The result is what you see: the work-tree copy continues to have whatever line endings it had before.

If the two commits H1 and H2 have different content for file readme.txt—note that this means different cleaned content—then his Git's fast-forward operation will see that his copy of readme.txt, in his Git's index and his work-tree, do need to be replaced. As long as his Git thinks they are "clean", his Git will replace them. This means copying the committed readme.txt into the index, and then copying the index copy to his work-tree: this copying will obey the new eol=crlf action and will replace newline-only "clean frozen file" data with CRLF-ending work-tree data.

If the user subsequently edits his work-tree readme.txt, he—or his editor, at least—will see these CRLF endings.
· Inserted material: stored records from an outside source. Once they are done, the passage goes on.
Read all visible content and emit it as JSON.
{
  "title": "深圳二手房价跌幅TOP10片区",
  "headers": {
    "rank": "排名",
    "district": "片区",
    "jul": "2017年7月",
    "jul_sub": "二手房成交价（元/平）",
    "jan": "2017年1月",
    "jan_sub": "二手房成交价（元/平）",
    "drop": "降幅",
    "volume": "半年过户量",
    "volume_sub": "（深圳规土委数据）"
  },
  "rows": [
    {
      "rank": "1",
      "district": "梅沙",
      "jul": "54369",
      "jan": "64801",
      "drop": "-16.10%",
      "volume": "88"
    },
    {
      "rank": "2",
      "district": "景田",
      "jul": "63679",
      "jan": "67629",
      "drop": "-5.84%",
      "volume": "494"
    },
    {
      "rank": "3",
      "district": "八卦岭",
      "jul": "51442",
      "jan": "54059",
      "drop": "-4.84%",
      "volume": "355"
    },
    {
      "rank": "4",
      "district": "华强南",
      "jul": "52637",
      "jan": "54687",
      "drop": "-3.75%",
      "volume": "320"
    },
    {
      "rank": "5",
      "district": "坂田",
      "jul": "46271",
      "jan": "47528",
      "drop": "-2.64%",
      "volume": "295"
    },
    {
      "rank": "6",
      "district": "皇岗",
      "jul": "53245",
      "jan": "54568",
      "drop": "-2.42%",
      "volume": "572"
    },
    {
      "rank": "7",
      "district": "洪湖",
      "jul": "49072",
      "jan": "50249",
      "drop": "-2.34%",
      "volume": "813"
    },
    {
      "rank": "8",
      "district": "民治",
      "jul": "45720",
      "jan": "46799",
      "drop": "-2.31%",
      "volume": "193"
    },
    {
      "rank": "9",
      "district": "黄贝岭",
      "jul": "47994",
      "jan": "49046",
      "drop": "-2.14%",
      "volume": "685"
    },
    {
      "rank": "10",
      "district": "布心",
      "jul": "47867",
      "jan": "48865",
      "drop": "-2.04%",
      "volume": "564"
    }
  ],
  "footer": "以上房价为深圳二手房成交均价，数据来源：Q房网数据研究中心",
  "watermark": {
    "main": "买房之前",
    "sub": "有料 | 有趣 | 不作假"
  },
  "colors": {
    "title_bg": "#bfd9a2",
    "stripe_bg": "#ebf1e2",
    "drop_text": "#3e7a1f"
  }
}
What his editor does with them is up to his editor. (I force my editor to show them to me, and then I strip them out because I don't like them and I don't care that you want me to have them. :-) ) If he updates the file and runs git add, his git add will strip away those CRLF endings, replacing them with newline-only endings, the way files should be; that's what will go into the index, and hence what will be in the next commit.

³Hence the rarely-used name cache for the index. In modern Git, the term cache mostly refers to the in-memory copy of the index, though, as loaded from the index file and then operated on by whatever Git command you're running.